The new station is indeed very close to the newpier, but it's hard to imagine a useful journey that would require interchanging between the two. If you were in Barking and wanted to commute to the City you'd use C2C or the Underground, as now. If you wanted to cross the river from Barking to Woolwich then changing at West Ham for the DLR remains the practical option, far quicker than heading to the riverside to wait for a half-hourly boat (and £3 cheaper too).
The station enables easy interchange with local bus services...
That's just the one bus service at present, the uber-frequent EL1. The EL2 and EL3 stop half a mile away making interchange impractical, although we might well see a few bus changes in the area after the station opens. If residents are lucky the EL3 will be extended past the station for more than two school journeys a day. If residents are unlucky the frequency of existing routes may be cut now the train's a quicker option. Watch this space.

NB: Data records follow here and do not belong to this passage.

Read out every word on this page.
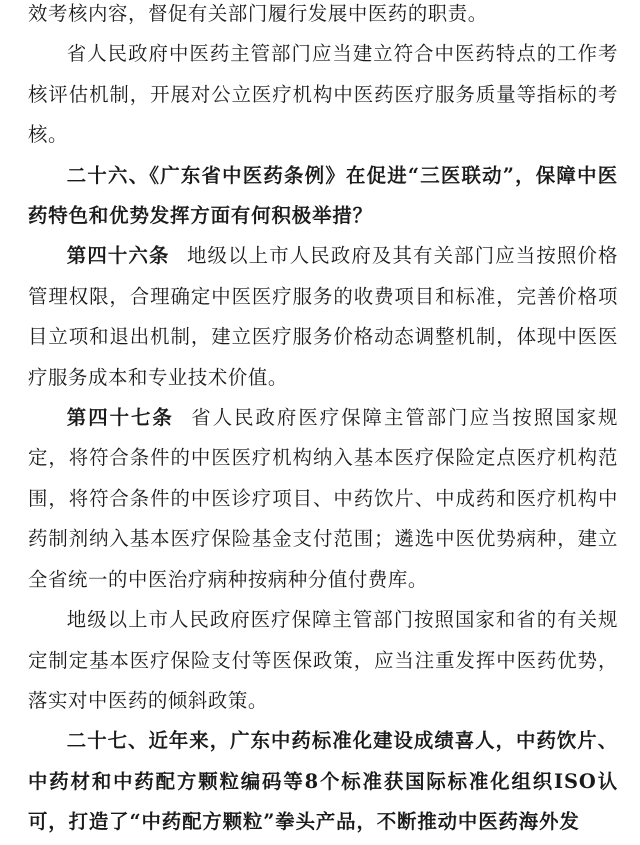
效考核内容，督促有关部门履行发展中医药的职责。

省人民政府中医药主管部门应当建立符合中医药特点的工作考核评估机制，开展对公立医疗机构中医药医疗服务质量等指标的考核。

二十六、《广东省中医药条例》在促进“三医联动”，保障中医药特色和优势发挥方面有何积极举措？

第四十六条 地级以上市人民政府及其有关部门应当按照价格管理权限，合理确定中医医疗服务的收费项目和标准，完善价格项目立项和退出机制，建立医疗服务价格动态调整机制，体现中医医疗服务成本和专业技术价值。

第四十七条 省人民政府医疗保障主管部门应当按照国家规定，将符合条件的中医医疗机构纳入基本医疗保险定点医疗机构范围，将符合条件的中医诊疗项目、中药饮片、中成药和医疗机构中药制剂纳入基本医疗保险基金支付范围；遴选中医优势病种，建立全省统一的中医治疗病种按病种分值付费库。

地级以上市人民政府医疗保障主管部门按照国家和省的有关规定制定基本医疗保险支付等医保政策，应当注重发挥中医药优势，落实对中医药的倾斜政策。

二十七、近年来，广东中药标准化建设成绩喜人，中药饮片、中药材和中药配方颗粒编码等8个标准获国际标准化组织ISO认可，打造了“中药配方颗粒”拳头产品，不断推动中医药海外发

...and has extensive cycle parking facilities helping to promote greener and more sustainable journeys by making it easier for people to start or end their journeys by cycle.
Cycling to the new station is indeed an excellent option for existing residents who don't live very near the station, which is most of them.
Anyway, it's always better to have a brand new station that not to have one at all, so hurrah for Barking Riverside and its unexpectedly imminent opening date.
Do make plans to visit and admire the infrastructure - that's quite some viaduct - and to see thisamazingcorner of Barking & Dagenham before it's utterly despoiled.
The Barking Riverside development, delivered by Barking Riverside Limited, a joint venture between L&Q and the Mayor of London, is delivering more than 10,000 new homes along with a range of community, commercial and retail spaces along a 2km stretch of River Thames frontage.
Just don't come expecting shops and cafes because that's still some years off, enabled by the arrival of four trains an hour from Gospel Oak. And don't come the weekend after it opens because it'll be closed.